FIEVRE, (Médecine) c'est une fièvre continue, maligne, contagieuse, accompagnée de taches plates, semblables à des morsures de puces, de différentes couleurs, et causée par une corruption des humeurs, suivie d'une dissolution putride.

Les malades éprouvent dès le commencement de ces sortes de fièvres, de grandes faiblesses, et l'épuisement des forces, la douleur et la pesanteur de tête, l'abattement et l'inquiétude de l'esprit ; l'insomnie continuelle, la pulsation du pouls languissante, faible et inégale, l'oppression de poitrine, les vomissements, et souvent la contraction et les tressaillements de tendons. Plusieurs malades néanmoins ne se plaignent que d'un abattement extraordinaire, d'une grande insomnie, et de défaillance. Le quatriéme, cinquiéme ou même le septiéme jour, des taches commencent à paraitre principalement sur le dos et les reins, elles sont plus ou moins abondantes, assez semblables à des morsures de puces et de différentes couleurs et figures, jaunes, rougeâtres, pourprées, rondes, lenticulaires ; on les nomme pétéchies. Voyez ce mot.

Ces taches paraissent sans ardeur, sans démangeaison, sans élevation, sans ulcération de la peau, et sans apporter aucun soulagement au malade ; parce qu'elles sont d'une nature putride ; aussi plus elles sont nombreuses, plus elles marquent le degré de corruption, et même une corruption sphacéleuse, lorsqu'elles sont d'une couleur livide, plombée et d'un verd noirâtre.

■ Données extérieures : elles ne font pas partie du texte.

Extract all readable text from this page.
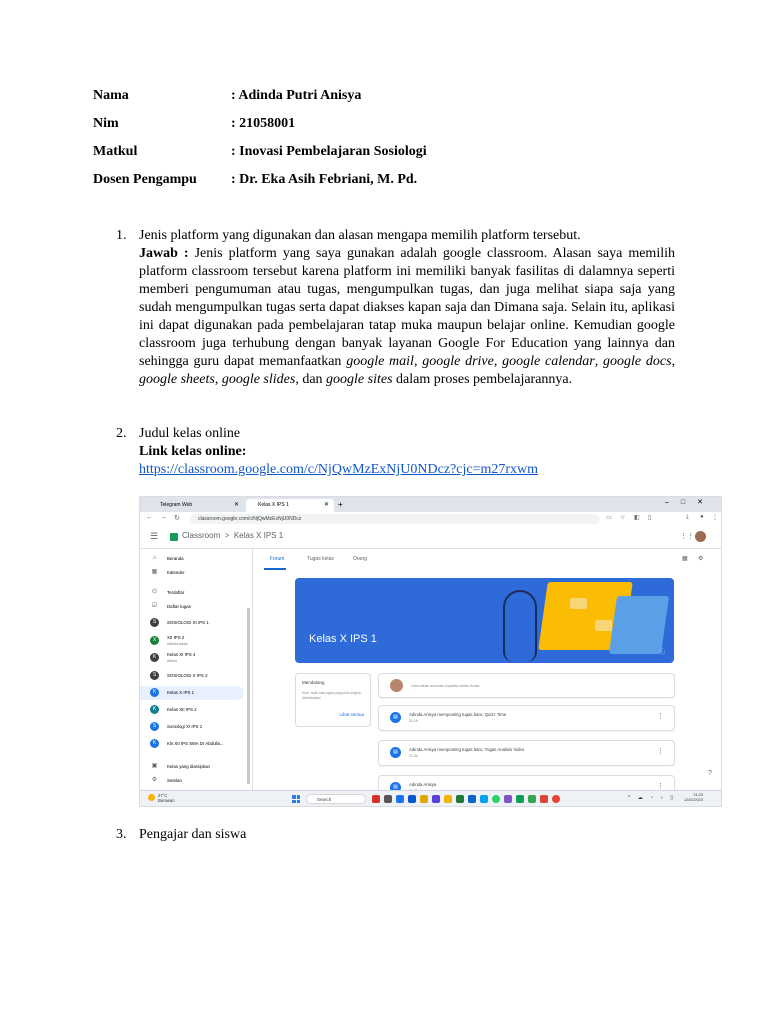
Nama	: Adinda Putri Anisya
Nim	: 21058001
Matkul	: Inovasi Pembelajaran Sosiologi
Dosen Pengampu : Dr. Eka Asih Febriani, M. Pd.
1. Jenis platform yang digunakan dan alasan mengapa memilih platform tersebut.
Jawab : Jenis platform yang saya gunakan adalah google classroom. Alasan saya memilih platform classroom tersebut karena platform ini memiliki banyak fasilitas di dalamnya seperti memberi pengumuman atau tugas, mengumpulkan tugas, dan juga melihat siapa saja yang sudah mengumpulkan tugas serta dapat diakses kapan saja dan Dimana saja. Selain itu, aplikasi ini dapat digunakan pada pembelajaran tatap muka maupun belajar online. Kemudian google classroom juga terhubung dengan banyak layanan Google For Education yang lainnya dan sehingga guru dapat memanfaatkan google mail, google drive, google calendar, google docs, google sheets, google slides, dan google sites dalam proses pembelajarannya.
2. Judul kelas online
Link kelas online:
https://classroom.google.com/c/NjQwMzExNjU0NDcz?cjc=m27rxwm
Telegram Web	✕	Kelas X IPS 1	✕ +	–□✕
← → ↻	classroom.google.com/c/NjQwMzExNjU0NDcz	▭ ☆ ◧ ▯	⤓ ● ⋮
☰	Classroom > Kelas X IPS 1	⋮⋮
⌂	Beranda
▦	Kalender
⌬	Terdaftar
☑	Daftar tugas
S	SOSIOLOGI XI IPS 1
X	XII IPS 2
Adinda Addia
K	Kelas XI IPS 4
Admin
S	SOSIOLOGI X IPS 2
K	Kelas X IPS 1
K	Kelas XII IPS 2
S	Sosiologi XI IPS 1
K	Kls XII IPS SMA Dr Abdulla...
▣	Kelas yang diarsipkan
⚙	Setelan
Forum	Tugas kelas	Orang	▦ ⚙
Kelas X IPS 1
ⓘ
Mendatang
Hore, tidak ada tugas yang perlu segera diselesaikan!
Lihat semua
Umumkan sesuatu kepada kelas Anda
▤	Adinda Anisya memposting tugas baru: Quizz Time
21.19
⋮
▤	Adinda Anisya memposting tugas baru: Tugas Analisis Video
21.04
⋮
▤	Adinda Anisya	⋮
?
27°C
Berawan	Search	^ ☁ ◔ ♪ ▯	21.23
12/02/2023
3. Pengajar dan siswa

Les autres signes funestes dans cette maladie sont une langue seche, crévassée, noirâtre, sans désir de boire ; le gosier enflammé, la difficulté d'avaler, le délire après l'éruption des taches, l'embarras de la respiration, l'urine sans aucun dépôt ; s'il survient en même temps des tressaillements dans les tendons, l'écoulement involontaire des excréments, la sueur froide, et les convulsions, il ne faut point douter que la mort ne soit prochaine.

La cause formelle de ces fièvres pernicieuses consiste dans une dissolution putride, dans une colliquation des humeurs, et dans une corruption vicieuse du fluide lymphatique et subtil qui est dans le sang.

Cet état a d'ordinaire pour première origine une vapeur nuisible qui passe de l'air dans le corps par les narines, le gosier et les bronches. Ce venin affecte immédiatement les nerfs, cause la pesanteur de tête, et l'abattement des forces. Il se mêle principalement avec la salive, et descend avec elle dans le ventricule et les intestins ; d'où naissent le dégoût pour les aliments, et les inquiétudes par la communication des nerfs, des parties voisines du cœur. Hippocrate a déjà attribué autrefois la première origine de ces fièvres contagieuses à la corruption générale de l'air ou des humeurs ; de-là vient qu'elles sont fréquentes dans les camps, et qu'on leur a donné le nom de maladies d'armées. C'est aussi par la même raison qu'elles font tant de ravages dans les hôpitaux, dans les vaisseaux et dans les prisons publiques.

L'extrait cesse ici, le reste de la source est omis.